Gede Urip lantas bertemu I Gusti Ngurah Satria Perwira, yang saat itu merupakan Kepala Subauditorat II BPK Perwakilan Bali, di Kantor Pemerintah Kabupaten Tabanan.
Satria Perwira kepada Gede Urip menyampaikan bahwa Bahrullah Akbar, yang saat itu menjabat Wakil Ketua BPK RI dan timnya, akan mengurus tambahan alokasi DID Kabupaten Tabanan.
Gede pun melaporkan hasil pertemuan itu kepada Eka. Dia kemudian memerintahkan staf ahlinya Dewa Wiratmaja untuk menemui Bahrullah.
Dewa mendatangi rumah dinas Bahrullah di Jakarta. Dalam pertemuan itu, Bahrullah mengarahkan Dewa agar bertemu Yaya Purnomo.
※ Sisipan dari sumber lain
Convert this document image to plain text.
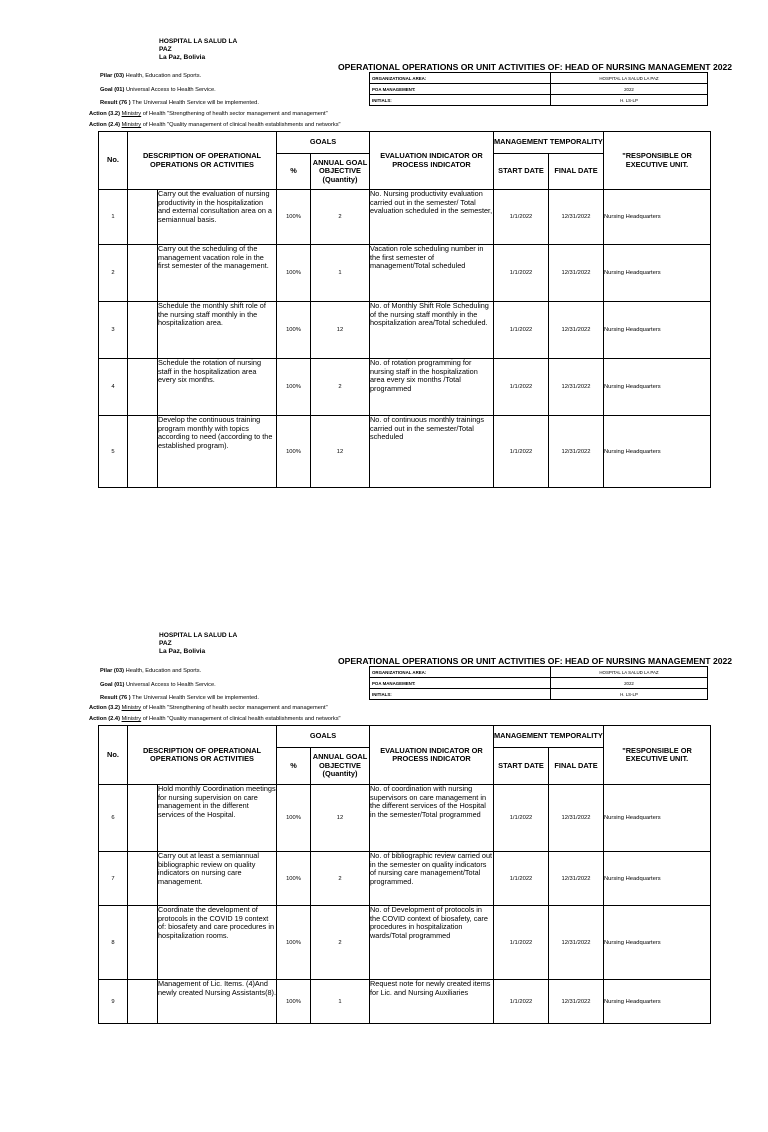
HOSPITAL LA SALUD LA
PAZ
La Paz, Bolivia
OPERATIONAL OPERATIONS OR UNIT ACTIVITIES OF: HEAD OF NURSING MANAGEMENT 2022
Pilar (03) Health, Education and Sports.
Goal (01) Universal Access to Health Service.
Result (76 ) The Universal Health Service will be implemented.
Action (3.2) Ministry of Health "Strengthening of health sector management and management"
Action (2.4) Ministry of Health "Quality management of clinical health establishments and networks"
ORGANIZATIONAL AREA:	HOSPITAL LA SALUD LA PAZ
POA MANAGEMENT:	2022
INITIALS:	H. LS-LP
No.	DESCRIPTION OF OPERATIONAL OPERATIONS OR ACTIVITIES		GOALS		EVALUATION INDICATOR OR PROCESS INDICATOR	MANAGEMENT TEMPORALITY		"RESPONSIBLE OR EXECUTIVE UNIT.
			%	ANNUAL GOAL OBJECTIVE (Quantity)		START DATE	FINAL DATE	
1		Carry out the evaluation of nursing productivity in the hospitalization and external consultation area on a semiannual basis.	100%	2	No. Nursing productivity evaluation carried out in the semester/ Total evaluation scheduled in the semester,	1/1/2022	12/31/2022	Nursing Headquarters
2		Carry out the scheduling of the management vacation role in the first semester of the management.	100%	1	Vacation role scheduling number in the first semester of management/Total scheduled	1/1/2022	12/31/2022	Nursing Headquarters
3		Schedule the monthly shift role of the nursing staff monthly in the hospitalization area.	100%	12	No. of Monthly Shift Role Scheduling of the nursing staff monthly in the hospitalization area/Total scheduled.	1/1/2022	12/31/2022	Nursing Headquarters
4		Schedule the rotation of nursing staff in the hospitalization area every six months.	100%	2	No. of rotation programming for nursing staff in the hospitalization area every six months /Total programmed	1/1/2022	12/31/2022	Nursing Headquarters
5		Develop the continuous training program monthly with topics according to need (according to the established program).	100%	12	No. of continuous monthly trainings carried out in the semester/Total scheduled	1/1/2022	12/31/2022	Nursing Headquarters
HOSPITAL LA SALUD LA
PAZ
La Paz, Bolivia
OPERATIONAL OPERATIONS OR UNIT ACTIVITIES OF: HEAD OF NURSING MANAGEMENT 2022
Pilar (03) Health, Education and Sports.
Goal (01) Universal Access to Health Service.
Result (76 ) The Universal Health Service will be implemented.
Action (3.2) Ministry of Health "Strengthening of health sector management and management"
Action (2.4) Ministry of Health "Quality management of clinical health establishments and networks"
ORGANIZATIONAL AREA:	HOSPITAL LA SALUD LA PAZ
POA MANAGEMENT:	2022
INITIALS:	H. LS-LP
No.	DESCRIPTION OF OPERATIONAL OPERATIONS OR ACTIVITIES		GOALS		EVALUATION INDICATOR OR PROCESS INDICATOR	MANAGEMENT TEMPORALITY		"RESPONSIBLE OR EXECUTIVE UNIT.
			%	ANNUAL GOAL OBJECTIVE (Quantity)		START DATE	FINAL DATE	
6		Hold monthly Coordination meetings for nursing supervision on care management in the different services of the Hospital.	100%	12	No. of coordination with nursing supervisors on care management in the different services of the Hospital in the semester/Total programmed	1/1/2022	12/31/2022	Nursing Headquarters
7		Carry out at least a semiannual bibliographic review on quality indicators on nursing care management.	100%	2	No. of bibliographic review carried out in the semester on quality indicators of nursing care management/Total programmed.	1/1/2022	12/31/2022	Nursing Headquarters
8		Coordinate the development of protocols in the COVID 19 context of: biosafety and care procedures in hospitalization rooms.	100%	2	No. of Development of protocols in the COVID context of biosafety, care procedures in hospitalization wards/Total programmed	1/1/2022	12/31/2022	Nursing Headquarters
9		Management of Lic. Items. (4)And newly created Nursing Assistants(8).	100%	1	Request note for newly created items for Lic. and Nursing Auxiliaries	1/1/2022	12/31/2022	Nursing Headquarters
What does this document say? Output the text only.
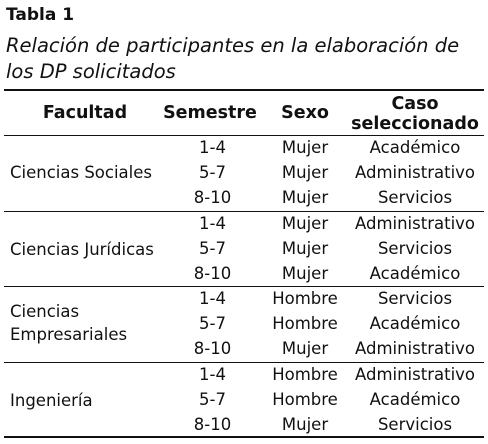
Tabla 1
Relación de participantes en la elaboración de los DP solicitados
Facultad	Semestre	Sexo	Caso
seleccionado
Ciencias Sociales
1-4	Mujer	Académico
5-7	Mujer	Administrativo
8-10	Mujer	Servicios
Ciencias Jurídicas
1-4	Mujer	Administrativo
5-7	Mujer	Servicios
8-10	Mujer	Académico
Ciencias
Empresariales
1-4	Hombre	Servicios
5-7	Hombre	Académico
8-10	Mujer	Administrativo
Ingeniería
1-4	Hombre	Administrativo
5-7	Hombre	Académico
8-10	Mujer	Servicios
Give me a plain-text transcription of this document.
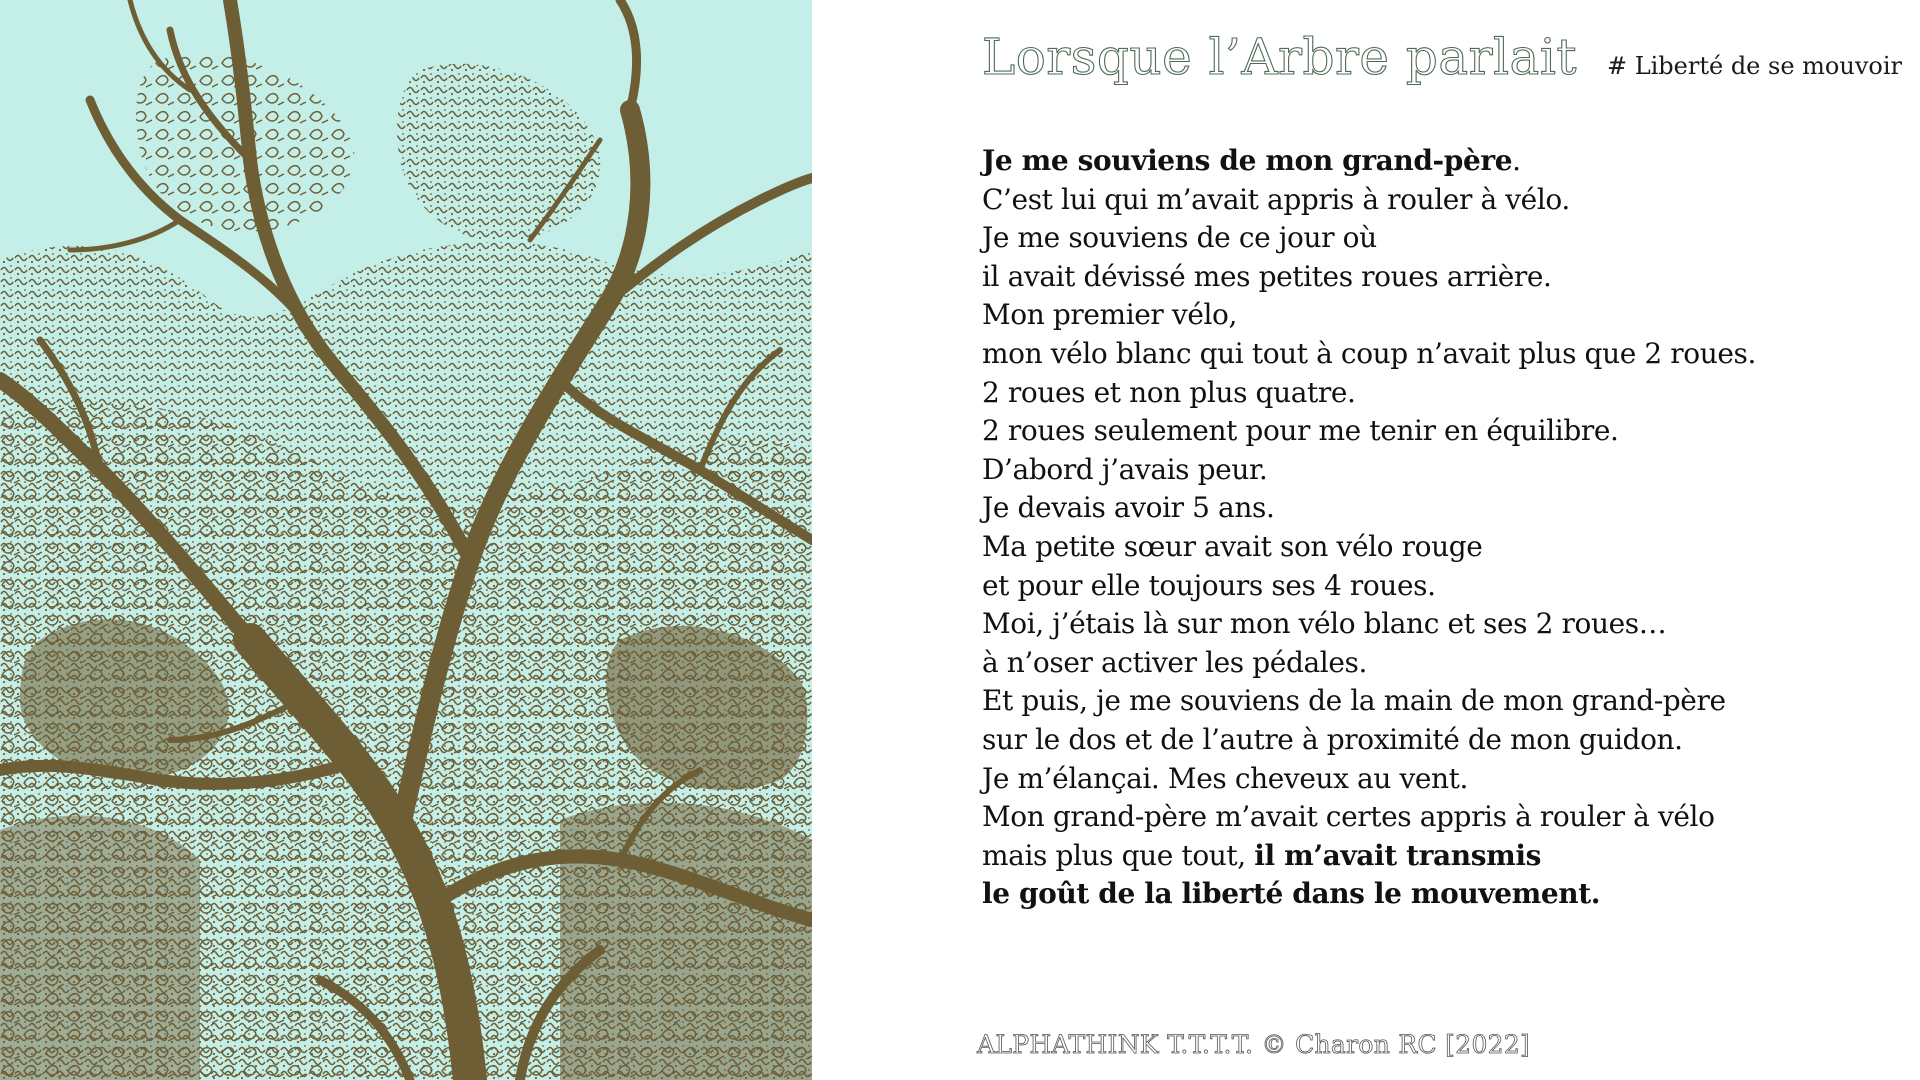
Lorsque l’Arbre parlait # Liberté de se mouvoir
Je me souviens de mon grand-père.
C’est lui qui m’avait appris à rouler à vélo.
Je me souviens de ce jour où
il avait dévissé mes petites roues arrière.
Mon premier vélo,
mon vélo blanc qui tout à coup n’avait plus que 2 roues.
2 roues et non plus quatre.
2 roues seulement pour me tenir en équilibre.
D’abord j’avais peur.
Je devais avoir 5 ans.
Ma petite sœur avait son vélo rouge
et pour elle toujours ses 4 roues.
Moi, j’étais là sur mon vélo blanc et ses 2 roues…
à n’oser activer les pédales.
Et puis, je me souviens de la main de mon grand-père
sur le dos et de l’autre à proximité de mon guidon.
Je m’élançai. Mes cheveux au vent.
Mon grand-père m’avait certes appris à rouler à vélo
mais plus que tout, il m’avait transmis
le goût de la liberté dans le mouvement.
ALPHATHINK T.T.T.T. © Charon RC [2022]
Dewa lalu menemui Yaya dan Rifa Surya di pujasera, kawasan Metropole, Cikini, pada tanggal 15 Agustus 2017. Dalam pertemuan itu, Rifa dan Yaya menyanggupi permintaan Eka yang diutarakan melalui Dewa.
Akan tetapi, Yaya dan Rifa meminta suap yang diberi kode “dana adat istiadat” untuk memenuhi permintaan Eka. Jumlah suap yang diminta sebesar 2,5 persen dari alokasi DID yang didapatkan, yaitu Rp46 miliar. “Selain itu, juga harus menyerahkan tanda jadi di awal sebesar Rp300 juta,” kata jaksa.
Dewa pun melaporkan kepada Eka mengenai hasil pertemuannya dengan dua eks pejabat Kemenkeu itu.
Eka kemudian memerintahkan Dewa menghubungi sejumlah kontraktor, yaitu Direktur PT SME berinisial WS, Direktur PT SYAP berinisial INY, dan Direktur CV A berinisial GMS.
Para kontraktor itu diminta menyiapkan Rp300 juta, yang kemudian uang itu bakal diserahkan kepada Yaya dan Rifa. Para pengusaha itu kemudian dijanjikan bakal mendapat proyek di Kabupaten Tabanan.
Usai pembacaan dakwaan itu, majelis hakim yang dipimpin oleh I Nyoman Wiguna juga meminta tanggapan dari terdakwa yang kemudian disampaikan oleh perwakilan tim penasihat hukumnya, Warsa T. Bhuwana. Warsa menyampaikan pihaknya bakal mengajukan eksepsi atas dakwaan jaksa. Majelis hakim pun menjadwalkan sidang berikutnya pada Kamis (23/6) dengan agenda pembacaan eksepsi.